For 27 years now, people of many different backgrounds, who share a link to the LDS faith, have gathered in workshops for a week in August to discuss varied topics. One of today's sessions was titled: Does tattoo taboo ring true for Mormon youth?

Sunstone Symposium Participants Discuss Tattoos

Hundreds of Latter-day Saints gather annually for the Sunstone Symposium. One workshop involved a panel discussion about tattoos.

At a special youth meeting six years ago, President Gordon B. Hinckley advised them against body piercing and tattoos.

Pres. Gordon B. Hinckley, The Church of Jesus Christ of Latter-day Saints, November 2000: "You are a child of God. Your body is his creation. Would you disfigure that creation with portrayals of people, animals and words?"
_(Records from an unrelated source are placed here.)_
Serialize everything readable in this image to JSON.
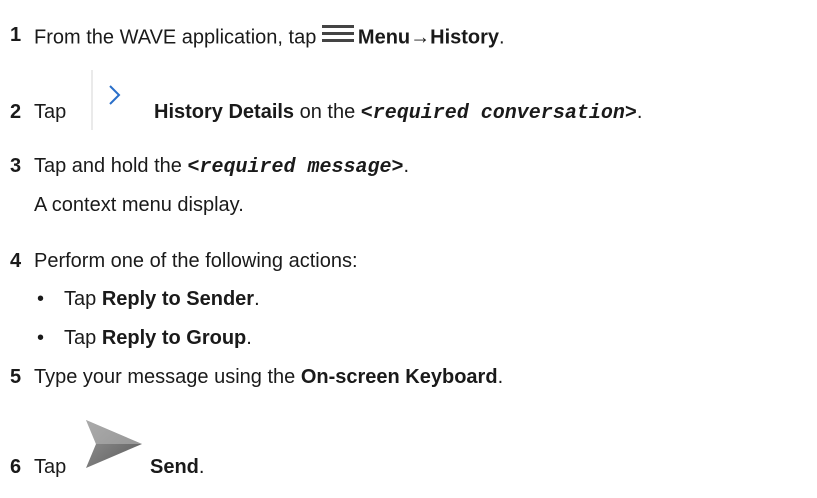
{
  "steps": [
    {
      "num": "1",
      "pre": "From the WAVE application, tap ",
      "icon": "hamburger-menu-icon",
      "bold": "Menu→History",
      "post": "."
    },
    {
      "num": "2",
      "pre": "Tap ",
      "icon": "chevron-right-icon",
      "bold": "History Details",
      "mid": " on the ",
      "mono": "<required conversation>",
      "post": "."
    },
    {
      "num": "3",
      "pre": "Tap and hold the ",
      "mono": "<required message>",
      "post": ".",
      "note": "A context menu display."
    },
    {
      "num": "4",
      "pre": "Perform one of the following actions:"
    },
    {
      "num": "5",
      "pre": "Type your message using the ",
      "bold": "On-screen Keyboard",
      "post": "."
    },
    {
      "num": "6",
      "pre": "Tap ",
      "icon": "send-arrow-icon",
      "bold": "Send",
      "post": "."
    }
  ],
  "sub_actions": [
    {
      "bullet": "•",
      "pre": "Tap ",
      "bold": "Reply to Sender",
      "post": "."
    },
    {
      "bullet": "•",
      "pre": "Tap ",
      "bold": "Reply to Group",
      "post": "."
    }
  ]
}
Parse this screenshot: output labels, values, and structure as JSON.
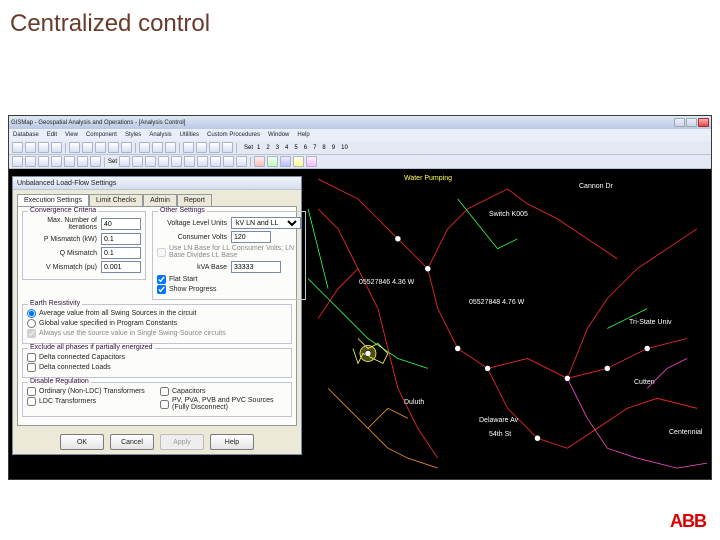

Michelle Miller talked about her nine tattoos; they represent stages in her life, but she began as a 16-year-old rebelling against her parents, addicted to the attention they bring, she says, and the pain.

Sunstone Symposium Participants Discuss Tattoos

Michelle Miller: "It's not something that makes me insanely uncomfortable. It does put you in a zen-type mode; it's kind of a meditation-type thing, if you will. Some people, Indians get peyote, I get tattooed."

Raised by parents he calls strict Latter-day Saints, Manuel grew up in Australia. He doesn't have any tattoos yet, but has been planning for several years to get two of them, based on Hinduism.

Manuel Nielsen: "I've been studying a lot of different religions. The extensive one, the one that I've been planning for a longer time, is kind of an embodiment of that journey that I went through."

Michael Negale from New Mexico spent one year at BYU, became disillusioned and immediately got this tattoo. He regrets it now.

Michael Negale: "My mind has changed. Back then, I wasn't thinking too clearly. Right now I'm clear minded, it just doesn't fit."

The Sunstone Symposium continues at the Sheraton Hotel in downtown Salt Lake through Saturday.